How do we plan and deliver the growth corridors the UK needs? Andrew Nothstine, Arup Director & UK Economics & Casemaking Leader, explains.
For thousands of years, investment in connectivity has been a fundamental catalyst for driving growth, prosperity, and economic reinvention. The ancient Romans built more than 120,000km of roads across Europe, North Africa, and the Middle East, many of which are still in use today. The Erie Canal and St Lawrence Seaway transformed the early economies of Canada and the United States. The postwar motorway boom in the UK and US opened land for housing and industry while also improving logistics networks.
In recent years, we’ve arguably lost sight of this core rationale for enhancing connectivity between our cities. We now make decisions about what projects to fund largely based on abstract concepts like ‘generalised journey times,’ and we artificially limit the scope of our benefit-cost analyses through rules that inhibit an understanding of long-term transformational changes. Such an approach risks overlooking the fundamental purpose of these projects.
We need to get back to viewing major transport schemes as growth and regeneration initiatives, first and foremost. Improved connectivity between our cities, in the form of new or enhanced rail lines and motorways – can be a catalyst for bringing together a wider strategy that links new homes, skills development, energy transmission and inward investment.
Growth corridors, links between cities and towns that have high levels of economic interaction and shared transport connections, offer a framework for achieving this. Within the UK, our analysis suggests there are at least nine primary growth corridors, which account for upwards of 70% of the nation’s population and 75% of economic activity. These corridors have the assets, capacity, and determination to power the next generation of innovation and prosperity.
However, this cannot happen without focused planning and targeted investments. What, then, makes a successful growth corridor plan? Based on our experience, five essential components stand out:
First, articulate a clear economic vision. A coherent strategy should define how transport investments enhance competitiveness by strengthening hubs of business, innovation and employment, connecting people to jobs, supporting freight logistics, growing priority sectors, and driving inward investment in a manner that responds to a region’s unique assets and opportunities. A whole-corridor approach can also unlock capacity on existing road and rail routes.
Second, ‘bake in’ the strategy for catalysing urban development, housing, and regeneration, alongside and fully integrated with planning for the connectivity enhancements. Proactive planning is needed to coordinate development around transport hubs and corridors, sending consistent signals to investors and accelerating the construction of new homes and workplaces. This can include new settlements, urban extensions, and intensification within city centres. Increased density in turn supports demand for enhanced rail and road
connectivity, amplifying agglomeration benefits. This is the essence of the government’s New Towns strategy, which promises to transform regional economies.

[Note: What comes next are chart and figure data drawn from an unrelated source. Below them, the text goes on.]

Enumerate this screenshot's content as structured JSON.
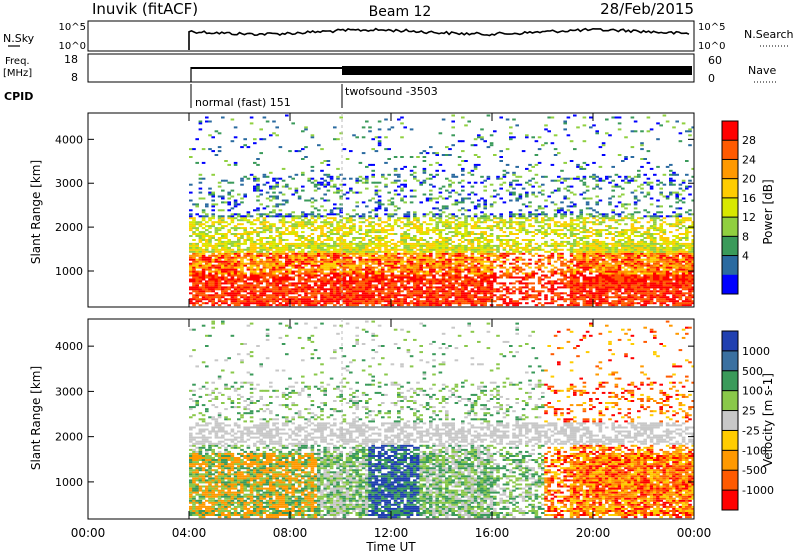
{
  "header": {
    "radar_title": "Inuvik (fitACF)",
    "beam_title": "Beam 12",
    "date_title": "28/Feb/2015"
  },
  "summary_panels": {
    "sky_label": "N.Sky",
    "search_label": "N.Search",
    "sky_ticks": [
      "10^5",
      "10^0"
    ],
    "freq_label_1": "Freq.",
    "freq_label_2": "[MHz]",
    "freq_ticks": [
      "18",
      "8"
    ],
    "nave_label": "Nave",
    "nave_ticks": [
      "60",
      "0"
    ],
    "cpid_label": "CPID",
    "cpid_segments": [
      "normal (fast) 151",
      "twofsound -3503"
    ]
  },
  "power_colorbar": {
    "title": "Power [dB]",
    "ticks": [
      "28",
      "24",
      "20",
      "16",
      "12",
      "8",
      "4"
    ],
    "colors": [
      "#ff0000",
      "#ff5a00",
      "#ff9900",
      "#ffcc00",
      "#d8e800",
      "#90d040",
      "#3a9a5a",
      "#2a6aa0",
      "#0000ff"
    ]
  },
  "velocity_colorbar": {
    "title": "Velocity [m s-1]",
    "ticks": [
      "1000",
      "500",
      "100",
      "25",
      "-25",
      "-100",
      "-500",
      "-1000"
    ],
    "colors": [
      "#2040b0",
      "#3a70a0",
      "#3a9a5a",
      "#8ac84a",
      "#c8c8c8",
      "#ffcc00",
      "#ff9900",
      "#ff5a00",
      "#ff0000"
    ]
  },
  "axes": {
    "ylabel": "Slant Range [km]",
    "xlabel": "Time UT",
    "x_ticks": [
      "00:00",
      "04:00",
      "08:00",
      "12:00",
      "16:00",
      "20:00",
      "00:00"
    ],
    "y_ticks": [
      "1000",
      "2000",
      "3000",
      "4000"
    ]
  },
  "chart_data": [
    {
      "type": "heatmap",
      "panel": "power",
      "x_range_hours": [
        0,
        24
      ],
      "y_range_km": [
        180,
        4600
      ],
      "data_start_hour": 4,
      "mode_change_hour": 10,
      "colorbar_label": "Power [dB]",
      "colorbar_ticks": [
        28,
        24,
        20,
        16,
        12,
        8,
        4
      ]
    },
    {
      "type": "heatmap",
      "panel": "velocity",
      "x_range_hours": [
        0,
        24
      ],
      "y_range_km": [
        180,
        4600
      ],
      "data_start_hour": 4,
      "mode_change_hour": 10,
      "colorbar_label": "Velocity [m s-1]",
      "colorbar_ticks": [
        1000,
        500,
        100,
        25,
        -25,
        -100,
        -500,
        -1000
      ]
    }
  ]
}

Third, growth corridor plans should emphasise preparing local people to make the most of new job opportunities. Planning, design, construction and operation will generate new employment opportunities, and indirect benefits will bring even more jobs within reach.
Because these are long term, transformational projects, they can also provide a lens through which to consider the future economy and job markets, and a framework for inspiring people about career opportunities as well as aligning investment in education, training and careers advice.
Fourth, put skin in the game. Growth corridor plans should adopt innovative funding and finance mechanisms which align the success of a project with the interests of the community. These could include the potential to borrow against increased fare box revenues, local tax increment financing, and the direct development of public land.
Finally, develop robust business cases that align with the spirit of forthcoming changes to the HM Treasury Green Book, which emphasise the importance of outcome-focused, place-based business cases for major projects. This includes holistic consideration of the costs and benefits across transport, regeneration and economic development elements – giving a much truer and richer picture of the case for investment.
At Arup, we have witnessed the power of combining how we plan and deliver mobility, urban development, and growth ambitions. The Liverpool-Manchester Railway is set to become a nationally significant growth project, linking innovation hubs, accelerating housing and regeneration, and enhancing international connectivity. In the Oxford-Cambridge corridor, we are supporting plans that situate transport projects within broader innovation and housing strategies. In the London region, our oversight of the M25 renewal project aims to
facilitate commuting and logistics links along one of Europe’s busiest highways.
We need to get back to the spirit of prior generations, for whom this was an intuitive concept for linking places together more effectively. Growth corridor plans provide a vital framework to coordinate policy and investment, helping towns, cities, and communities produce lasting, inclusive growth.